Now many an ex-boyfriend who has tried to dump me might say that I don't always pick up on the hints (i.e. Him: 'Katy, this isn't working, I'm in love with someone else'. Me: 'OK great, see you Friday!') but I saw the utter exhaustion in my brother's face so 10 days later I secured new lodgings in a nice house with a flamboyant gay actor in a part of London that we shall graciously describe as 'up-and-coming'.
This analogy might be lost on some Irish shoppers but if my brother's neighbourhood was Waitrose, then my new one is Poundland.
The day before the move, I get up early intending to execute packing my earthly belongings with military precision, but I spend most of the day fannying around trying on dresses I haven't worn in five years and wondering, instead of throwing them in the clothes bank, if I could learn to sew and make them into a nice selection of scatter cushions.
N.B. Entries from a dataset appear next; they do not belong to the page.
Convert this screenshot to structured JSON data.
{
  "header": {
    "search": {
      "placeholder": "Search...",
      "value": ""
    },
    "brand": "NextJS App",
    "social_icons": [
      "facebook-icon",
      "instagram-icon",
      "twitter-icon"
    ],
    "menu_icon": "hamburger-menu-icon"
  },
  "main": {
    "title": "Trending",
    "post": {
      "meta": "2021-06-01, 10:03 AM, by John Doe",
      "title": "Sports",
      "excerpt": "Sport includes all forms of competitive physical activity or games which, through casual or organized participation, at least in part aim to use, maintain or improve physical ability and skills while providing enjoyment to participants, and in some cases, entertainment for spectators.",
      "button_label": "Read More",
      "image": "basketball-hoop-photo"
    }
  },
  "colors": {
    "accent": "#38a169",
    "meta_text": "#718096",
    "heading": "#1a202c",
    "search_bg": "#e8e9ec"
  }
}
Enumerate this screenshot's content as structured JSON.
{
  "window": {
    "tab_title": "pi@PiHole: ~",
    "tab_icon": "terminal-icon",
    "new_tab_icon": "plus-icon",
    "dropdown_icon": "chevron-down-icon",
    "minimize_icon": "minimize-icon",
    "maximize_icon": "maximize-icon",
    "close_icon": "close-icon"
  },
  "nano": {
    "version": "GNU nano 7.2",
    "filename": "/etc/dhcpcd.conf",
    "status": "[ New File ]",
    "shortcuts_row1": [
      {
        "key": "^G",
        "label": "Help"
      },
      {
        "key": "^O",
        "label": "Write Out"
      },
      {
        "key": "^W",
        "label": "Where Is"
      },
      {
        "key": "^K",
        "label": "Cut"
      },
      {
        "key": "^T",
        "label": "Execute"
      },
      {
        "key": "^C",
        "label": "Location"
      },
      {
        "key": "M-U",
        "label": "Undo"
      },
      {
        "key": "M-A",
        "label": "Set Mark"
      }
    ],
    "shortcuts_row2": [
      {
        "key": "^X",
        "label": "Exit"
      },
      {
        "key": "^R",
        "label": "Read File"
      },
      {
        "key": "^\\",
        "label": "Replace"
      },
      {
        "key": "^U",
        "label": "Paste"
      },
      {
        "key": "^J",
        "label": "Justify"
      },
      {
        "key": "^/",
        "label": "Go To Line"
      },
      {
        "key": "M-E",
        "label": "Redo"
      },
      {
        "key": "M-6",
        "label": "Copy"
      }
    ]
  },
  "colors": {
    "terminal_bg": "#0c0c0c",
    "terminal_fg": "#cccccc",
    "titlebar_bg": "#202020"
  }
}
I flick through old photos and cry a bit, then take myself to the shop for some trans fats to cheer myself up. They work temporarily but, unable to get out of the funk I'm in, I decide to meet friends in a pub. You know how this goes, one drink turns to white wine wreckage and at 5am I am outside a nightclub throwing my hands in the air and shouting 'How come no one in this city has parties anymore?'
It does occur to me, when I wake up a few hours later, my mottled turnip face mashed into the pillow, that perhaps I have deliberately tried to sabotage this move because I don't like change.